Beginning in 2015, Los Pachucos allegedly started to expand their criminal portfolio. The group’s leader, Mauricio Pavez Becerra, moved to Houston to capitalize on lax U.S. gun laws and start shipping weapons back to Chile hidden in electronic devices like DVD players and radios, according to La Tercera.

Los Pachucos also allegedly partnered with a Chilean car importer named Fernando Cabrera who operated in the northern port city of Arica to introduce the weapons into the country. According to La Tercera, Pavez Becerra would transfer the weapons from Houston to Miami where a middleman by the name of Jean Pierre Allende Sáez would hide them in the interiors of cars and trucks that were to be imported to Chile in shipping containers by boat.

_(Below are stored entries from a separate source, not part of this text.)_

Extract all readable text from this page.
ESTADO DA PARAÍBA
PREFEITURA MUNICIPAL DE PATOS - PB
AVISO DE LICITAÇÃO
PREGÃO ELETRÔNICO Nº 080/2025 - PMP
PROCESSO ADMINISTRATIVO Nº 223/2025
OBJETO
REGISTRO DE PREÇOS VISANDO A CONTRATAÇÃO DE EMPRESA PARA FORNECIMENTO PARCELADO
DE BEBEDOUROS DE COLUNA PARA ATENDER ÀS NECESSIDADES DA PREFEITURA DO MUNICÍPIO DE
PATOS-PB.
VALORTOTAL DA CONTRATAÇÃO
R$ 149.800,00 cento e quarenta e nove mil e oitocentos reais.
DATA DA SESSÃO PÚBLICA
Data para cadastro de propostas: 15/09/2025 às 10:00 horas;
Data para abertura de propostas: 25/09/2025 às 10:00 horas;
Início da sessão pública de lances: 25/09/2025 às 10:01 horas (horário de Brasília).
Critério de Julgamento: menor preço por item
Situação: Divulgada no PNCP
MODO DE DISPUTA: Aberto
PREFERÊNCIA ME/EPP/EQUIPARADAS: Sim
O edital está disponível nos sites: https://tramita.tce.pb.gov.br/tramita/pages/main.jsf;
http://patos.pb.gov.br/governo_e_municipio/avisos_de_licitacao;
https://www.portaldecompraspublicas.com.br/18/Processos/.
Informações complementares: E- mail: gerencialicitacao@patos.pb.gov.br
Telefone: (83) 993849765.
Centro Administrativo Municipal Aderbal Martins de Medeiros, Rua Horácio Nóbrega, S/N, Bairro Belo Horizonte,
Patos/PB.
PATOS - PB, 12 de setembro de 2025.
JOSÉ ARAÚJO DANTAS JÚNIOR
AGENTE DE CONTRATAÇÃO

Pavez Becerra allegedly acquired the guns for $500 in Texas. Los Pachucos would then resell the weapons at a marked up price of 1.5 million Chilean pesos — around $2,400 — to local criminals operating in Santiago and Valparaíso along Chile’s Pacific coast, according to La Tercera.

Authorities have charged 12 individuals with arms trafficking, illicit association and money laundering, among other charges, according to an Interior Ministry press release. However, the middleman between Pavez Becerra and the Chilean car importer remains a fugitive in the United States, according to La Tercera.

Above and at top — U.S.-sourced weapons seized in Chile. Chilean police photos

InSight Crime analysis

Although Chilean authorities said this is the first time they have discovered an arms trafficking ring with a connection to the United States, the exploitation of loose U.S. gun laws and the methods used by the trafficking network are actually quite common across the region.

Trafficking U.S. firearms to Latin America disguised in shipments of other goods with metal components is a method frequently used by traffickers. And other smugglers have previously used the busy port city of Miami, which sees huge trade flows with Latin America.

In February 2017, for example, U.S. authorities dismantled a trafficking ring that was shipping firearms and ammunition disguised in packages of empty car batteries from Miami to Maracaibo, Venezuela. A Brazilian trafficking network uncovered last year also shipped guns through Miami.